That EMDD has no energy exposure is surprising, but most integrated oil companies are multi-national. For example there is news on a regular basis about the Chinese oil majors investing all over the world, including Africa and South America, which would conflict with the domestic demand theme of the fund.
The fund has 50 holdings and while
Walmart de Mexico
is likely to be familiar, most of the names will not. The EG Shares literature indicates that the index underlying the fund yields 2.62 which after accounting for the 0.85% fee means that the fund might yield 1.75%.
There are quite a few countries that are either not represented in EMDD or do not have enough weight in the fund to have any meaningful impact on returns. Countries omitted include Colombia, Poland and Turkey. Countries that are too small to influence the fund's performance include Chile and Thailand.
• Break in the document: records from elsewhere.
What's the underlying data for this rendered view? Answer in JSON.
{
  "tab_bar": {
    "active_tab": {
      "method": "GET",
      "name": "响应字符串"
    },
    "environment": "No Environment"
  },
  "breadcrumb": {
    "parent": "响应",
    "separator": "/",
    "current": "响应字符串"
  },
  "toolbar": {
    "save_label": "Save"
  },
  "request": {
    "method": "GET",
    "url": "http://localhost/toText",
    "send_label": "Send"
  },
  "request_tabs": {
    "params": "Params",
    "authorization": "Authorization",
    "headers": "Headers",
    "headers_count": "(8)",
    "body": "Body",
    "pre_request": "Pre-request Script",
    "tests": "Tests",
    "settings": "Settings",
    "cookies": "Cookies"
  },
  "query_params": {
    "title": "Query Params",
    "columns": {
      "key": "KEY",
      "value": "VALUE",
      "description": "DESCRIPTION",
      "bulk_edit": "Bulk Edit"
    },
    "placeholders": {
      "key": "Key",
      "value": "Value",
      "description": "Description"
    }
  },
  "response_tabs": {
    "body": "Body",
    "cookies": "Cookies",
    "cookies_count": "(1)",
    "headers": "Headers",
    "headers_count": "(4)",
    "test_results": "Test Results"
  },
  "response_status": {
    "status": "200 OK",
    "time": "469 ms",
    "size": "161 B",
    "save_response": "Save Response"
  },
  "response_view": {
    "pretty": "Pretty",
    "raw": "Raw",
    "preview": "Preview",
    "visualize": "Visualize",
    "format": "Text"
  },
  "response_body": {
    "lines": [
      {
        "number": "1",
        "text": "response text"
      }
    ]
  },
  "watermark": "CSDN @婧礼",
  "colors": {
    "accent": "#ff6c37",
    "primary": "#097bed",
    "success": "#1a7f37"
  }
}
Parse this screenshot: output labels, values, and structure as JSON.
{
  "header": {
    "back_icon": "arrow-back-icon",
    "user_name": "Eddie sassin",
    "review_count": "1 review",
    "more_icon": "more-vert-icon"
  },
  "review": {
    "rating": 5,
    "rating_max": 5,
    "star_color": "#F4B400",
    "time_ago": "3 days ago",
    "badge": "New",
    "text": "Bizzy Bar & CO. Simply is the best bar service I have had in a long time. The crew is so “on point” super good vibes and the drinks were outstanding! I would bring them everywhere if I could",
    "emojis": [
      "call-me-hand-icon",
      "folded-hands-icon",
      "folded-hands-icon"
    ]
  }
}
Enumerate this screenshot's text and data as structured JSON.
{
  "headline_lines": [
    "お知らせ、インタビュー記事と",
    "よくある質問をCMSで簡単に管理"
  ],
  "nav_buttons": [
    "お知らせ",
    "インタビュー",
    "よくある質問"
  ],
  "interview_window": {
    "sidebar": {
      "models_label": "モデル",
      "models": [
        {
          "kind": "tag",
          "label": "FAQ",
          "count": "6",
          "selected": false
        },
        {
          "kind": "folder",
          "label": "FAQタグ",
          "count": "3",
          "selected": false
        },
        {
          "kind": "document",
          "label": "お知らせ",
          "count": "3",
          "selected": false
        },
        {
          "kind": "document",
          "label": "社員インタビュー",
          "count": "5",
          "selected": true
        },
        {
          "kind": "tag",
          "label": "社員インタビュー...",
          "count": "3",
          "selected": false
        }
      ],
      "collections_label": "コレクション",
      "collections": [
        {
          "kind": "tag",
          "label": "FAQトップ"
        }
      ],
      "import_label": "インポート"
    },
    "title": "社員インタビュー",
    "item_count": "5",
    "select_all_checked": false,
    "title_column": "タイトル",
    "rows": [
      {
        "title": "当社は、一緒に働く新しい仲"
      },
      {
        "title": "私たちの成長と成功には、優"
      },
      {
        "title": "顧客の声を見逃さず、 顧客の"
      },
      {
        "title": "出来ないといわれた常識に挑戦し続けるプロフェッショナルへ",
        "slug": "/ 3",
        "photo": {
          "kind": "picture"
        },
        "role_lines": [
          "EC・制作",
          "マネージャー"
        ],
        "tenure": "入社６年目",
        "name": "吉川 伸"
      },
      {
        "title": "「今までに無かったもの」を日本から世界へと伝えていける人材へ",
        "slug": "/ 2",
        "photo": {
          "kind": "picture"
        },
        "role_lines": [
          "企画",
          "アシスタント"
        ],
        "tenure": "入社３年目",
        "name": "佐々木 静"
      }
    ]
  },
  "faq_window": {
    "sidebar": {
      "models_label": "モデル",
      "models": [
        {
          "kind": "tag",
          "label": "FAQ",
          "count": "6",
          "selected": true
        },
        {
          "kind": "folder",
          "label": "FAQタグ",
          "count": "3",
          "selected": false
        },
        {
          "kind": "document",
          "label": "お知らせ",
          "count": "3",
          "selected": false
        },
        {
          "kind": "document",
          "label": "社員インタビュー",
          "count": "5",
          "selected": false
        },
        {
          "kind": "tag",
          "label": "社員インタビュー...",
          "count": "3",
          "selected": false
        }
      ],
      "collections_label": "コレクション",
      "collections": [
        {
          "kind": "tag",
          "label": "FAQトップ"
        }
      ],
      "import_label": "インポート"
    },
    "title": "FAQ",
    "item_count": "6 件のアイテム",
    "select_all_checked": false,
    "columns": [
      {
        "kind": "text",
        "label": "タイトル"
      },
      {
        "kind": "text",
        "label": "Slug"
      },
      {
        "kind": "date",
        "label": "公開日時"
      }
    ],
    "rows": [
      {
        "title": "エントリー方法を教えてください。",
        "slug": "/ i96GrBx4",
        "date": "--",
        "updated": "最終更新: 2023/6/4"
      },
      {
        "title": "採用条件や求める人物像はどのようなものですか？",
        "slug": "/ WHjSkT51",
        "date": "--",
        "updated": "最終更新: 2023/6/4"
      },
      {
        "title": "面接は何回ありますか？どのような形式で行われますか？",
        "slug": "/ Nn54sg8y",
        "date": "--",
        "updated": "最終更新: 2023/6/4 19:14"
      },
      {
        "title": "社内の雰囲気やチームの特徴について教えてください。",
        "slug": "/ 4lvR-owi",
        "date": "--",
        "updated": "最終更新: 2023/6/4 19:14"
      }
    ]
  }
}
The countries that are omitted or simply have low weightings all have compelling stories and risk factors to sort out. But the biggest drawback to EMDD would appear to be the relatively large weightings to a handful of countries.
This is easily mitigated in the context of using EMDD as a core emerging market holding and filling in the gaps with smaller positions in individual stocks or narrower ETFs for segments not covered by EMDD. Lastly, given the relatively large weighting to Mexico it is important that anyone considering using this fund must be favorably disposed to investing in Mexico.
At the time of publication, the author held no positions in any of the stocks mentioned.